絶対的なスピードが低いトレイルライディングではスカルペル29ERの本当の良さは引き出しに難いかもしれない。
どうしても速く走らせようとスピードを上げたくなってしまう。まったりしたスピードではレフティーのエア圧をかなり落として
柔らかくして乗る事によって随分とこの「スピード狂」になるバイクでトレイルを楽しめるようになる。
レース仕様のままのセッティングで、まったりペースでのトレイルでは前後のサスペンションの動きがあまり感じられず、
ある程度のスピードが出ていないと突き上げが感が結構ある。スピードの強弱に関係なく同じように動くサスペンションもあるが、
これは開発者の考え方だろう。良い悪いではなくレースorトレイルに特化させるかさせないかの違いだろう。
フレーム自体の方向性もトレイルで飛んだり跳ねたりして遊ぶようなものではなく、
止まらずに快速に走り抜ける事によって気持ちよさを感じられるように思う。こう考えると上級者向けのバイクと位置付けられる。
生粋のクロスカントリーバイクよろしく低速のガレた登りでは安定感が若干低く、29インチのフルサスにしてはポコポコと左右に振られる。しかしギアを掛けてトルクが掛ってくると一気に安定し出して
ガレた路面に関係なく素晴らしい直進安定性を見せた。
一方下りではチェーンステイの短さからくるホイールがバイクの中心に近くなる構造で、
大きな29インチのリヤホイールが身体のとても近くにあるような感じが出て細かな切り返しのターンでの振り回しやすさが際立った。
リヤホイールが1テンポずれて付いてくるような感覚になる事が多い29インチにあって、26インチに近い機敏なターンが描けた。リヤタイヤをロックさせて曲がるタイトターンではオーバーアクション気味にしなくともクイックにリヤホイールが曲がってきた。という事はブレーキを握っている時間が短くなるので体力的にもトレイルへのダメージも少なく済む。
滑り落ちて行くような崖下りではレフティーの剛性に疑問符が付いていたが、ロックセクションも含めてかなり過激なダウンヒルを繰り返したがハンドルが左右のどちらかに逃げて行くこともなく、腰砕けのようにフワフワすることもなく、行きたい方向に視線と肩を入れればバイクは素直に向かっていった。
重心(BB位置)が高くないのでヤジロベーのように左右にバランスをしっかり取らないといけないってのが無いので、これだけでも濡れたトレイルでは大きな武器になる。問題があるとすれば、Mサイズではボトルの出し入れが非常に行い辛いこと。凸凹道を走りながらドリンクを飲もうとするならば、相当な慣れがいるだろう。

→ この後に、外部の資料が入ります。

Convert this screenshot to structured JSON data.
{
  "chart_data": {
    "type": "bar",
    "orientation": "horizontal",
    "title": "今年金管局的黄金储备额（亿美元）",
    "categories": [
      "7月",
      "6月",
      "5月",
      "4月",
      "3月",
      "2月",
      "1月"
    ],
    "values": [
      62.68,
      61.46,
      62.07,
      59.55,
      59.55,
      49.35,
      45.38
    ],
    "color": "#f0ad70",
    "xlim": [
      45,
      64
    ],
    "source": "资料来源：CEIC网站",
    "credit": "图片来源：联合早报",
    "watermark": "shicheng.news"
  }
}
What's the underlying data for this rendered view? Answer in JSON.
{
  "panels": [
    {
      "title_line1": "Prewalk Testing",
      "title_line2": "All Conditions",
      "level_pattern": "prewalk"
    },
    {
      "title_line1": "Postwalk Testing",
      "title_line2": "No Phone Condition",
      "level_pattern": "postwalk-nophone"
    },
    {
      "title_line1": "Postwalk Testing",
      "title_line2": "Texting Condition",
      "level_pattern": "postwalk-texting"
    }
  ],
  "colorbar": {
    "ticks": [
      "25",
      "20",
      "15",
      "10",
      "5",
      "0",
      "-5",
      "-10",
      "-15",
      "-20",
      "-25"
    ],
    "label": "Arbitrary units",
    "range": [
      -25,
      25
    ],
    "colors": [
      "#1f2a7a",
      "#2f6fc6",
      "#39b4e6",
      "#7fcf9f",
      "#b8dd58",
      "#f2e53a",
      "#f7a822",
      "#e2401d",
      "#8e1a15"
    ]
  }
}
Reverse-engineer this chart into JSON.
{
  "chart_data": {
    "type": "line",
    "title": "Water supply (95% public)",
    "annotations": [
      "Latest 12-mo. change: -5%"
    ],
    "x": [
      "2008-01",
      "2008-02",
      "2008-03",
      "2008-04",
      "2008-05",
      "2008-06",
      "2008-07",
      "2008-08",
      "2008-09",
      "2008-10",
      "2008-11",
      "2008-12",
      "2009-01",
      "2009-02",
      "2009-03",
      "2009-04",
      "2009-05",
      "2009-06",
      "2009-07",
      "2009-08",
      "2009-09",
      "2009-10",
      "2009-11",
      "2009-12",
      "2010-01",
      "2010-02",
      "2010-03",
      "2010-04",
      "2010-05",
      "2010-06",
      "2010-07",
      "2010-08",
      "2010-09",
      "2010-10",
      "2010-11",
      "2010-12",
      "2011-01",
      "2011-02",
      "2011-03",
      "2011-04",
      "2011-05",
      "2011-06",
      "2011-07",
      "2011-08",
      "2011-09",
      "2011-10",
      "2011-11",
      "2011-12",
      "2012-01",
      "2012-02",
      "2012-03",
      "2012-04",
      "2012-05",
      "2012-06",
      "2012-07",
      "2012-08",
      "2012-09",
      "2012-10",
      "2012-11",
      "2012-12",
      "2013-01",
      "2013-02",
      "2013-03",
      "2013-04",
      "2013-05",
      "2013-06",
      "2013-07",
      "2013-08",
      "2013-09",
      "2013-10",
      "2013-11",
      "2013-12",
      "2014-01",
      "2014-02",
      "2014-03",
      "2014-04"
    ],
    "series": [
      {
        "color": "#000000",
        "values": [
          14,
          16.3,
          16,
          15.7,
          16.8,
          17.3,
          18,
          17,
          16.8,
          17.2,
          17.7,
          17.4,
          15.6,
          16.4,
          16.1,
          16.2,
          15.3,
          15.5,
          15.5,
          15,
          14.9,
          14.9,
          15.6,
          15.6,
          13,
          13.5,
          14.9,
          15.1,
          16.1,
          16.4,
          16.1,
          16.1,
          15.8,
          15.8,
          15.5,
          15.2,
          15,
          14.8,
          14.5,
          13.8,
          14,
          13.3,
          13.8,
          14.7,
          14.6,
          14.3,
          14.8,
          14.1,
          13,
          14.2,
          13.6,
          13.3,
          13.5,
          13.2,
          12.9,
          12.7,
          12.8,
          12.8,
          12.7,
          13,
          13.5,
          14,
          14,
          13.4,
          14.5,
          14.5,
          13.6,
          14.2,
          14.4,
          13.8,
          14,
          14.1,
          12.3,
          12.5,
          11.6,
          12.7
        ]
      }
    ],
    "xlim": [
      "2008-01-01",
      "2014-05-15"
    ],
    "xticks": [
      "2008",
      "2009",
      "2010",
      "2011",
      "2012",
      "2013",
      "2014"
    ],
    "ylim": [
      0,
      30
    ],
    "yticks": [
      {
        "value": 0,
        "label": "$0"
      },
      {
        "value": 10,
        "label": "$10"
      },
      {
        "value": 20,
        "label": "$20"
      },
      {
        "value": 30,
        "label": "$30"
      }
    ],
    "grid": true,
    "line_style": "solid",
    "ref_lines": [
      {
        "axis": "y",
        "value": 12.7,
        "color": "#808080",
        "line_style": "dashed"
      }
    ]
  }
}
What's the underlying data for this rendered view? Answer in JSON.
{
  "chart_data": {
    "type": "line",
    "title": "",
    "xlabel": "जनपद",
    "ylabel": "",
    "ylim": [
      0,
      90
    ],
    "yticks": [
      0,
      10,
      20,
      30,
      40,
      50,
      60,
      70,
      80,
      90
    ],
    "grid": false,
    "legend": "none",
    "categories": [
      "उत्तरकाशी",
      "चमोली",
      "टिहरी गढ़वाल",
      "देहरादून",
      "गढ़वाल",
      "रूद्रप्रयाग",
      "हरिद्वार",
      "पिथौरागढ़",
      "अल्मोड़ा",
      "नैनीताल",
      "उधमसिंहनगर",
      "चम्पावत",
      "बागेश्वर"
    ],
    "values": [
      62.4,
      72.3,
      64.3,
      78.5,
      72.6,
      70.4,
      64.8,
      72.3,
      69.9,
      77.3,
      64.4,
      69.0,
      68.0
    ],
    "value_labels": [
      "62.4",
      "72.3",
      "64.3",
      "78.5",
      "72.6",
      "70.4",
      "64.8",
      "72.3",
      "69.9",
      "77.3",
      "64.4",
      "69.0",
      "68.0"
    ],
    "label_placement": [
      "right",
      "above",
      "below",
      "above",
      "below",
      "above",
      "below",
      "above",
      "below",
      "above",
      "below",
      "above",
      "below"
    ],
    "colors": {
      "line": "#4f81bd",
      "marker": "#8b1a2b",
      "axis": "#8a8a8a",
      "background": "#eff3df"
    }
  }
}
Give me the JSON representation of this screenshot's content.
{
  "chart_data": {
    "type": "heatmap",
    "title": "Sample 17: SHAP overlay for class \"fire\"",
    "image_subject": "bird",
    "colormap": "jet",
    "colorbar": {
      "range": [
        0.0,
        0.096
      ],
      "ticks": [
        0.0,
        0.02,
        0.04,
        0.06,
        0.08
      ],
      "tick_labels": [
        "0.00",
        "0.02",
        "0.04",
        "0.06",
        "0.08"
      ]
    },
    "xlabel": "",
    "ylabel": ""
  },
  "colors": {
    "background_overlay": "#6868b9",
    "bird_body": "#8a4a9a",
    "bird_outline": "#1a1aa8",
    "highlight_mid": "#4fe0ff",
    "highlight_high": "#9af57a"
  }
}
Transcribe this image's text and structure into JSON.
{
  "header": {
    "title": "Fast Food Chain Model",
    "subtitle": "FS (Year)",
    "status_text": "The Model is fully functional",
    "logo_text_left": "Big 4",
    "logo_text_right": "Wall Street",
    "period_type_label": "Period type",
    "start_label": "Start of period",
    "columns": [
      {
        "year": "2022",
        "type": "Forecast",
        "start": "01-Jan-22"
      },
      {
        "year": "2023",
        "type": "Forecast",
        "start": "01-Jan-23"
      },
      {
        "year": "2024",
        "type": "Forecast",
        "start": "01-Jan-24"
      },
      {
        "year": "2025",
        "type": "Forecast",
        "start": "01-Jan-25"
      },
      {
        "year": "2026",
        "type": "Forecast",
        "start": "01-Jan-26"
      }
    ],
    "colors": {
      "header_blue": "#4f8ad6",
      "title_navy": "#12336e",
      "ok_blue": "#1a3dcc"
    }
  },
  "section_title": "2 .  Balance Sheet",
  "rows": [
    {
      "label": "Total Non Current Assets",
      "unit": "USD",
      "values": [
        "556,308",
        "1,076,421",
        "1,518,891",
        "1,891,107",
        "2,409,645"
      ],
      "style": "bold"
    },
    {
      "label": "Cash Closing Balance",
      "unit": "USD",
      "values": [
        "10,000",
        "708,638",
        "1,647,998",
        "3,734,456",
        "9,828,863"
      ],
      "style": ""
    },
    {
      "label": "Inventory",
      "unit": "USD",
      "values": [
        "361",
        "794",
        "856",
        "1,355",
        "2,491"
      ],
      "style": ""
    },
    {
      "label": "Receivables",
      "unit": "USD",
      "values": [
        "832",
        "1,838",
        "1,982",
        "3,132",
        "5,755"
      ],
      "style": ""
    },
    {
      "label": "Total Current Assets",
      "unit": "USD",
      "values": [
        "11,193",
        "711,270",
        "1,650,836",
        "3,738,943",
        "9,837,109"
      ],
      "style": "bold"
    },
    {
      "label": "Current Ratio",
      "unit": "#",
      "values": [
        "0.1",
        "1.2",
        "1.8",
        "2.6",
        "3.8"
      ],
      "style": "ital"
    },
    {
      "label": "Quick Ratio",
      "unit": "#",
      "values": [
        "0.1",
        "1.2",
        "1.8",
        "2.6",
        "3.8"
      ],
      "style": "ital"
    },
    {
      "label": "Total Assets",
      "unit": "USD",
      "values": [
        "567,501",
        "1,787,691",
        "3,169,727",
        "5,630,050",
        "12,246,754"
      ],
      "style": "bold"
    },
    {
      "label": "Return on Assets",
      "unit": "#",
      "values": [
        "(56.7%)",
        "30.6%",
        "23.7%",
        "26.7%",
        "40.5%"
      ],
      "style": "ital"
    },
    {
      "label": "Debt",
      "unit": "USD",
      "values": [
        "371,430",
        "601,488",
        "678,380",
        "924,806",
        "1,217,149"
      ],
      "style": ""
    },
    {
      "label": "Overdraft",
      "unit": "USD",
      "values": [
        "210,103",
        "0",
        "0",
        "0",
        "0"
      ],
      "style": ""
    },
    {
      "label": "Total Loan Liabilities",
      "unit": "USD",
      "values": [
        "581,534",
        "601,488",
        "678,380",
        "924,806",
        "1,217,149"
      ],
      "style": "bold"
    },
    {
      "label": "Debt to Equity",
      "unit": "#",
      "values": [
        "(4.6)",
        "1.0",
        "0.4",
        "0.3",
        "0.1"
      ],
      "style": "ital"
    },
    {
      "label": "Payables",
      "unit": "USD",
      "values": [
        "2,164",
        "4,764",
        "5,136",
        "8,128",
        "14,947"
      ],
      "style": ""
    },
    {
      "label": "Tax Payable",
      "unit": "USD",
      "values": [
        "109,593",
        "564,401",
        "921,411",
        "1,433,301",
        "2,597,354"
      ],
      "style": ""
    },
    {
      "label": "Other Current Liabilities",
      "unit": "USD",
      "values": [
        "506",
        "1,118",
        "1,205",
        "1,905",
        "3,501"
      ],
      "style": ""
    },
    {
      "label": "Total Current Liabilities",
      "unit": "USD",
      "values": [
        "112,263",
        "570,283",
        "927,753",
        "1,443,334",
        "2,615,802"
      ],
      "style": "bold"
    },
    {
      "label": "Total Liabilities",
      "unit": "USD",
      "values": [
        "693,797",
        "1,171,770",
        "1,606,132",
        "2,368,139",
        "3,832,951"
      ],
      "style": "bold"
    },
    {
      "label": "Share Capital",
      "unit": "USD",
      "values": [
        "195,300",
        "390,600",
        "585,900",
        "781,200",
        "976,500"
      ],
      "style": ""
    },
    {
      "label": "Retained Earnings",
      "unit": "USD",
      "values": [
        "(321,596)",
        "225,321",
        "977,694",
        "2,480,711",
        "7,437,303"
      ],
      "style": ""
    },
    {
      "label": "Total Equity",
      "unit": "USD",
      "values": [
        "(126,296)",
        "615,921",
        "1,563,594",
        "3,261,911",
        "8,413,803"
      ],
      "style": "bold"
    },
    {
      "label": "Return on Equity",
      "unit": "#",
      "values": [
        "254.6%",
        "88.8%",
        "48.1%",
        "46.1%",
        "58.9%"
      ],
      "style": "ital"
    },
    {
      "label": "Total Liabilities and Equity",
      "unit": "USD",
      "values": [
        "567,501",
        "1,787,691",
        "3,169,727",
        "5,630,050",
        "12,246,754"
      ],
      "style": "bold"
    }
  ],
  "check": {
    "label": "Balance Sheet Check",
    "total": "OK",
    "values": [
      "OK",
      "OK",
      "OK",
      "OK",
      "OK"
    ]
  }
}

リヤサスペンションの形状によって取り付け位置が制限されてしまっているのでボトルを取り出しやすいボトルゲージを選ぶと良い。ジャパンシリーズを走るような登録しているライダーにこそ乗ってもらいたい。トレイルでもある程度のスピードを保って走り抜けるライディングこそこのスカルペル29の真骨頂だ。